Tension/compression asymmetry in yield and creep strengths of ni-based superalloys

The tension/compression asymmetries of yield and creep strengths of three kinds of single-crystal superalloys-PWA1480, CMSX-4, and TMS-75 - and a DS superalloy, Mar-M247LC, were investigated at intermediate and high temperatures. In PWA1480, tensile yield strength was higher than the compressive strength from 20°C to 750°C From the TEM observation, it was found that the asymmetry of yield strengths is primarily due to the microtwin formation associated with a superlattice extrinsic stacking fault (SESF). In CMSX-4 and TMS-75, tensile/compressive yield strengths were comparable at every temperature, and shearing of γ′ precipitates by a/2〈110〉 dislocations pairs was the dominant deformation mechanism in both tensile and compressive tests at 750°C The creep response of these materials were quite different than their yielding response. CMSX-4 and TMS-75 showed distinctive creep tension/compression asymmetry. These two alloys showed large creep strain caused by {111}〈112〉 slip at 750°C under tensile stress, and mechanical twins at 750°C and 900°C under compressive stresses.
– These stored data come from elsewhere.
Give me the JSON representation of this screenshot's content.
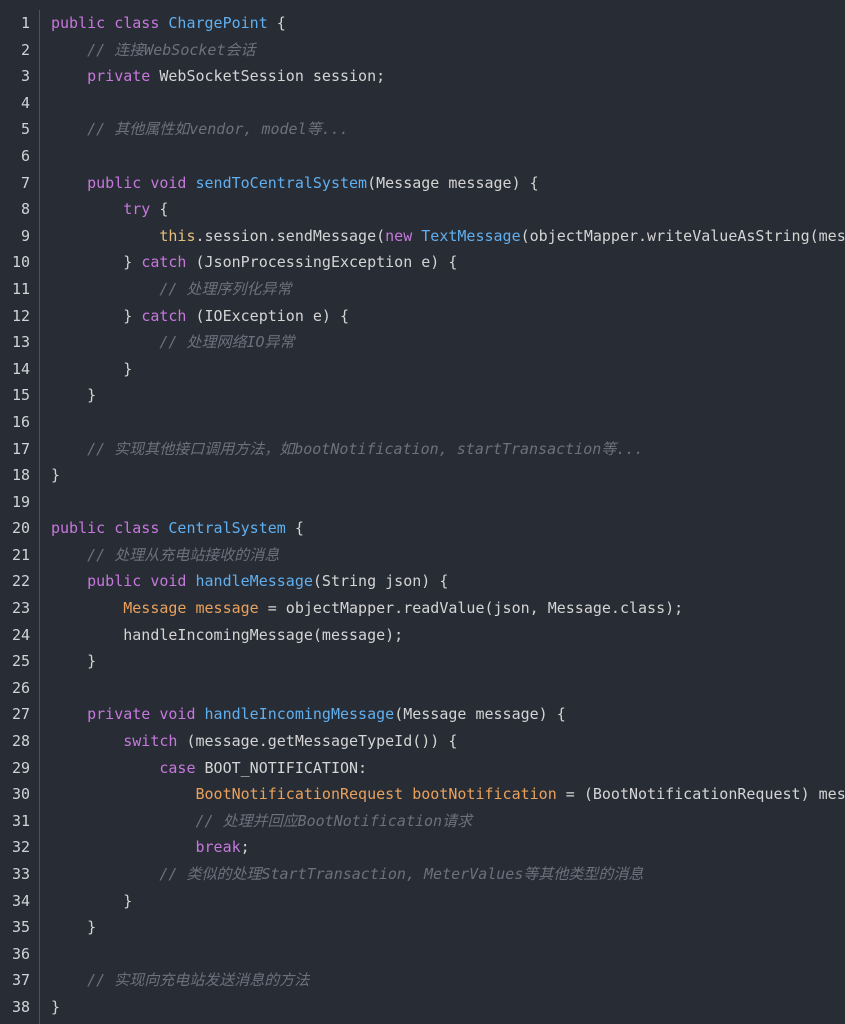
{
  "lines": [
    {
      "n": "1",
      "tokens": [
        [
          "kw",
          "public class "
        ],
        [
          "cls",
          "ChargePoint"
        ],
        [
          "plain",
          " {"
        ]
      ]
    },
    {
      "n": "2",
      "tokens": [
        [
          "plain",
          "    "
        ],
        [
          "cmt",
          "// 连接WebSocket会话"
        ]
      ]
    },
    {
      "n": "3",
      "tokens": [
        [
          "plain",
          "    "
        ],
        [
          "kw",
          "private "
        ],
        [
          "plain",
          "WebSocketSession session;"
        ]
      ]
    },
    {
      "n": "4",
      "tokens": []
    },
    {
      "n": "5",
      "tokens": [
        [
          "plain",
          "    "
        ],
        [
          "cmt",
          "// 其他属性如vendor, model等..."
        ]
      ]
    },
    {
      "n": "6",
      "tokens": []
    },
    {
      "n": "7",
      "tokens": [
        [
          "plain",
          "    "
        ],
        [
          "kw",
          "public void "
        ],
        [
          "fn",
          "sendToCentralSystem"
        ],
        [
          "plain",
          "(Message message) {"
        ]
      ]
    },
    {
      "n": "8",
      "tokens": [
        [
          "plain",
          "        "
        ],
        [
          "kw",
          "try"
        ],
        [
          "plain",
          " {"
        ]
      ]
    },
    {
      "n": "9",
      "tokens": [
        [
          "plain",
          "            "
        ],
        [
          "yel",
          "this"
        ],
        [
          "plain",
          ".session.sendMessage("
        ],
        [
          "kw",
          "new "
        ],
        [
          "cls",
          "TextMessage"
        ],
        [
          "plain",
          "(objectMapper.writeValueAsString(message)));"
        ]
      ]
    },
    {
      "n": "10",
      "tokens": [
        [
          "plain",
          "        } "
        ],
        [
          "kw",
          "catch"
        ],
        [
          "plain",
          " (JsonProcessingException e) {"
        ]
      ]
    },
    {
      "n": "11",
      "tokens": [
        [
          "plain",
          "            "
        ],
        [
          "cmt",
          "// 处理序列化异常"
        ]
      ]
    },
    {
      "n": "12",
      "tokens": [
        [
          "plain",
          "        } "
        ],
        [
          "kw",
          "catch"
        ],
        [
          "plain",
          " (IOException e) {"
        ]
      ]
    },
    {
      "n": "13",
      "tokens": [
        [
          "plain",
          "            "
        ],
        [
          "cmt",
          "// 处理网络IO异常"
        ]
      ]
    },
    {
      "n": "14",
      "tokens": [
        [
          "plain",
          "        }"
        ]
      ]
    },
    {
      "n": "15",
      "tokens": [
        [
          "plain",
          "    }"
        ]
      ]
    },
    {
      "n": "16",
      "tokens": []
    },
    {
      "n": "17",
      "tokens": [
        [
          "plain",
          "    "
        ],
        [
          "cmt",
          "// 实现其他接口调用方法，如bootNotification, startTransaction等..."
        ]
      ]
    },
    {
      "n": "18",
      "tokens": [
        [
          "plain",
          "}"
        ]
      ]
    },
    {
      "n": "19",
      "tokens": []
    },
    {
      "n": "20",
      "tokens": [
        [
          "kw",
          "public class "
        ],
        [
          "cls",
          "CentralSystem"
        ],
        [
          "plain",
          " {"
        ]
      ]
    },
    {
      "n": "21",
      "tokens": [
        [
          "plain",
          "    "
        ],
        [
          "cmt",
          "// 处理从充电站接收的消息"
        ]
      ]
    },
    {
      "n": "22",
      "tokens": [
        [
          "plain",
          "    "
        ],
        [
          "kw",
          "public void "
        ],
        [
          "fn",
          "handleMessage"
        ],
        [
          "plain",
          "(String json) {"
        ]
      ]
    },
    {
      "n": "23",
      "tokens": [
        [
          "plain",
          "        "
        ],
        [
          "org",
          "Message message"
        ],
        [
          "plain",
          " = objectMapper.readValue(json, Message.class);"
        ]
      ]
    },
    {
      "n": "24",
      "tokens": [
        [
          "plain",
          "        handleIncomingMessage(message);"
        ]
      ]
    },
    {
      "n": "25",
      "tokens": [
        [
          "plain",
          "    }"
        ]
      ]
    },
    {
      "n": "26",
      "tokens": []
    },
    {
      "n": "27",
      "tokens": [
        [
          "plain",
          "    "
        ],
        [
          "kw",
          "private void "
        ],
        [
          "fn",
          "handleIncomingMessage"
        ],
        [
          "plain",
          "(Message message) {"
        ]
      ]
    },
    {
      "n": "28",
      "tokens": [
        [
          "plain",
          "        "
        ],
        [
          "kw",
          "switch"
        ],
        [
          "plain",
          " (message.getMessageTypeId()) {"
        ]
      ]
    },
    {
      "n": "29",
      "tokens": [
        [
          "plain",
          "            "
        ],
        [
          "kw",
          "case"
        ],
        [
          "plain",
          " BOOT_NOTIFICATION:"
        ]
      ]
    },
    {
      "n": "30",
      "tokens": [
        [
          "plain",
          "                "
        ],
        [
          "org",
          "BootNotificationRequest bootNotification"
        ],
        [
          "plain",
          " = (BootNotificationRequest) message.getPayload();"
        ]
      ]
    },
    {
      "n": "31",
      "tokens": [
        [
          "plain",
          "                "
        ],
        [
          "cmt",
          "// 处理并回应BootNotification请求"
        ]
      ]
    },
    {
      "n": "32",
      "tokens": [
        [
          "plain",
          "                "
        ],
        [
          "kw",
          "break"
        ],
        [
          "plain",
          ";"
        ]
      ]
    },
    {
      "n": "33",
      "tokens": [
        [
          "plain",
          "            "
        ],
        [
          "cmt",
          "// 类似的处理StartTransaction, MeterValues等其他类型的消息"
        ]
      ]
    },
    {
      "n": "34",
      "tokens": [
        [
          "plain",
          "        }"
        ]
      ]
    },
    {
      "n": "35",
      "tokens": [
        [
          "plain",
          "    }"
        ]
      ]
    },
    {
      "n": "36",
      "tokens": []
    },
    {
      "n": "37",
      "tokens": [
        [
          "plain",
          "    "
        ],
        [
          "cmt",
          "// 实现向充电站发送消息的方法"
        ]
      ]
    },
    {
      "n": "38",
      "tokens": [
        [
          "plain",
          "}"
        ]
      ]
    }
  ]
}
Tension/compression asymmetry of CMSX-4 and TMS-75 was larger at 900°C than at 750°C because 〈112〉 viscous slip was not observed under tensile stress at 900°C The asymmetric nature of PWA1480 was small at both 750°C and 900°C because the dominant deformation mode in both tension and compression is a combination of both a/2〈110〉 dislocation's bowing on the {111} plane in the matrix and climbing along the γ/γ′ interfaces.